The comprehensive-zone designation allows the county more stringent control over each stage of development and requires the developer to prove that there are adequate public facilities to accommodate the new growth. In exchange, developers are allowed slightly higher densities and can cluster houses more creatively, planners and Shipley said.
"We'd like to let people know that we have a plan. We just didn't throw this out. We have reduced densities from the 1,900 units in the original proposal by almost half, and we have worked with the community," Chesley said.

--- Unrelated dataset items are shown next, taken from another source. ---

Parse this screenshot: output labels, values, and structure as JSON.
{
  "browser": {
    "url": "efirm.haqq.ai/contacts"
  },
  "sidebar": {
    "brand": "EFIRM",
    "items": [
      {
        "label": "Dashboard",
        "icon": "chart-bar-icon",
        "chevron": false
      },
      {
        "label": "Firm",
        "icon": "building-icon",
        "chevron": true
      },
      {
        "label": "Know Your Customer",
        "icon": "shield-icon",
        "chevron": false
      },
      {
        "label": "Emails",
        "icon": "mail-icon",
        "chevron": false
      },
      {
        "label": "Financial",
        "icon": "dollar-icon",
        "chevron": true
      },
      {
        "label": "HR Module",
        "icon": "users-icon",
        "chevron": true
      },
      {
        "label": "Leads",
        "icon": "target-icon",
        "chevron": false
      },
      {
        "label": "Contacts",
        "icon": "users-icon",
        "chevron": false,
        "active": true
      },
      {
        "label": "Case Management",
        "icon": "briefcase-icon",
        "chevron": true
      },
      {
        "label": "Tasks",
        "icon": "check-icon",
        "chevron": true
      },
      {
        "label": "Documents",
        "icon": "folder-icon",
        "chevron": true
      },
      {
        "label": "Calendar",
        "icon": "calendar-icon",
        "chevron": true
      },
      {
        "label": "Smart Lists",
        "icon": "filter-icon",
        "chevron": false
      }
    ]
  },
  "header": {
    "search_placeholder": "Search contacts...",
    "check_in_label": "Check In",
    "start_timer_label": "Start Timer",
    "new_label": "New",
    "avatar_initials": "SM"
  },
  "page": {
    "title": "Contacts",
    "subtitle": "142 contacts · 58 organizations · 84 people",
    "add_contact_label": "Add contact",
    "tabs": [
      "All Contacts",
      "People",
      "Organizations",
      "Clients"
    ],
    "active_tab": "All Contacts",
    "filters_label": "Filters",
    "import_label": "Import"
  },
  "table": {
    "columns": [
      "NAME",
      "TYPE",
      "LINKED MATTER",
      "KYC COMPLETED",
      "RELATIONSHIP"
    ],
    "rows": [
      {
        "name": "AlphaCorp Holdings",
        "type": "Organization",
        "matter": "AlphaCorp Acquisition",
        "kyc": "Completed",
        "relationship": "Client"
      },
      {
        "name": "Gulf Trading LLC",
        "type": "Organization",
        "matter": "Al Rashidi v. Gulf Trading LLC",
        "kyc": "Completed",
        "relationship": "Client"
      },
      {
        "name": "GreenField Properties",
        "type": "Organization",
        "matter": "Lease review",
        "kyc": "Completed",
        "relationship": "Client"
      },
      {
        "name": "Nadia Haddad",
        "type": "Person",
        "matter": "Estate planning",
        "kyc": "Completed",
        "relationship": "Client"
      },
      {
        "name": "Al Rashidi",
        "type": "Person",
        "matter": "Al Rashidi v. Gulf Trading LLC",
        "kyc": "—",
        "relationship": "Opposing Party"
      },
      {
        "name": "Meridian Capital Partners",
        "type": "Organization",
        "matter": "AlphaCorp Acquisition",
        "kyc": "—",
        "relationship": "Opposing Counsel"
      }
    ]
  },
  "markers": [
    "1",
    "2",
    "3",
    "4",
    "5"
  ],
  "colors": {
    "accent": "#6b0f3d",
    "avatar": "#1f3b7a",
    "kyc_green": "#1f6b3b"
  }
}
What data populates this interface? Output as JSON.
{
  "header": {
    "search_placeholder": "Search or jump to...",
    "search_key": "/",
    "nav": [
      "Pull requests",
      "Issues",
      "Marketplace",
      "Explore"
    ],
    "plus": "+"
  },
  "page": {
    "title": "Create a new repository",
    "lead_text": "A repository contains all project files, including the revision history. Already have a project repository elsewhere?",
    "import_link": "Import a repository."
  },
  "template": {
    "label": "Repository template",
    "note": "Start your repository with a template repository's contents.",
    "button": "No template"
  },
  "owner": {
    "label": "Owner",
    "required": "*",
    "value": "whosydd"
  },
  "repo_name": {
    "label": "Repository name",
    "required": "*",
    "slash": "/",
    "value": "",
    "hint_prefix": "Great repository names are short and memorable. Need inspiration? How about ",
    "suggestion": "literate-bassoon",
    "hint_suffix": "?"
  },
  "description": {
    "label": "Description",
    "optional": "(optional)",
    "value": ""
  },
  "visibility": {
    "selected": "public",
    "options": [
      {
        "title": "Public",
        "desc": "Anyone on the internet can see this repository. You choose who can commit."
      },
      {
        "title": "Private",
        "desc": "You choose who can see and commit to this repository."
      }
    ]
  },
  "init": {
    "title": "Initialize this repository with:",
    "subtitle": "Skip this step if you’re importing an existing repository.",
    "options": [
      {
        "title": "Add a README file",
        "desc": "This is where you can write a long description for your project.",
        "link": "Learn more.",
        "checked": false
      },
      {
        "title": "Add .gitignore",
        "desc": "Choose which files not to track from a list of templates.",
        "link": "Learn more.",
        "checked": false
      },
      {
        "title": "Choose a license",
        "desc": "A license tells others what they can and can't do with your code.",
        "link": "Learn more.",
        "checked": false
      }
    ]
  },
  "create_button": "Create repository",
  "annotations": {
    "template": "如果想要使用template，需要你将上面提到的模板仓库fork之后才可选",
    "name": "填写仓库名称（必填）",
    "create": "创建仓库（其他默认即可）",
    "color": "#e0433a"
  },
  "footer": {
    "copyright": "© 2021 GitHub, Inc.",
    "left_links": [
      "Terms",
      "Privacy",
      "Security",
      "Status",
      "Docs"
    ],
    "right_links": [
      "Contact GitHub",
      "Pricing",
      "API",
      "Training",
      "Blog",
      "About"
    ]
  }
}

But residents who live along Route 202 say the development would be the exception in an area zoned for large estates and staged future development and would make traffic unbearable along Route 202, Largo-Landover Road.
They especially object to Chesley's plan to erect a mid-rise apartment building with 250 to 280 one-bedroom units for the elderly and to his proposal to put a 350,000-square-foot office building near Prince George's Community College.
"There is no accommodation for office or employment space in the master plan," said Tina Badaczewski, president of the Kettering Civic Federation. Badaczewski said that the Tuck Farm proposal doesn't conform to the master plan, to the 1982 general plan or to recommendations of the Enterprise Road Corridor Community Action Panel. The panel is a group of developers, residents and activists formed by county executive Parris Glendening last year to study the area.
The group recommended no multifamily or commercial development in the area. The report went to Glendening in August, but it has not been adopted yet, Badaczewski said.
She said the county's 1982 general plan for this area recommended reserving the entire Route 202 corridor from Route 450 on for single-family homes on large lots. Only 32 acres in the corridor are zoned for commercial use, and the group's report recommended no additional commercial acreage unless zoning for the existing commercial lots was changed to residential use, she said.
"It's the density we object to," said Rosemary Jaskiewicz, a resident of Brockhall Manor Estates, a community of some 160 families who like the seclusion that their one-, two- and seven-acre lots afford them.
"We feel the 2,874 people projected to go in there would not be an attractive addition. . . . Furthermore, the roads are just not there, nor is there any money slated for improvements along Route 202," she said.
Jaskiewicz and other members of Concerned Citizens for the 202 Corridor say they fought a 1981 decision by the District Council to zone the Chesley property rural-residential. The decision was made over community objections and despite a planning staff recommendation to keep the area for rural estates of at least one acre, according to Reggie Baxter, a member of the zoning staff.
"It's time the District Council makes up its mind as to how it wants the area to develop," she said.
Planners seem to agree. In their report, members of the planning staff say that Tuck Farm falls within an area slated in the general plan for large-lot, residential, agricultural, open space or staged future development.
The same plan discourages rezoning to more intensive uses until transportation facilities are programmed and funded, the staff report says. The general plan "also discourages the proliferation of isolated, suburban-density subdivisions when they are not contiguous to the pattern of existing development."
Chesley maintains that existing roads can handle the amount of traffic the new development is expected to generate. He said his studies will show that Route 202 can handle up to 1,000 cars an hour. He also said that senior citizens living in the two proposed facilities will not generate many additional trips, a claim residents challenge, citing the the property's relative isolation.
"It's a question of policy that the council has to make," said Acting Zoning Division Chief Dale Hutchinson. "It is faced with a question of timing -- either now or later to go with smaller lots and clustered housing -- or to leave the area for large one-acre estates. This is the last point at which the council can make a change in zoning."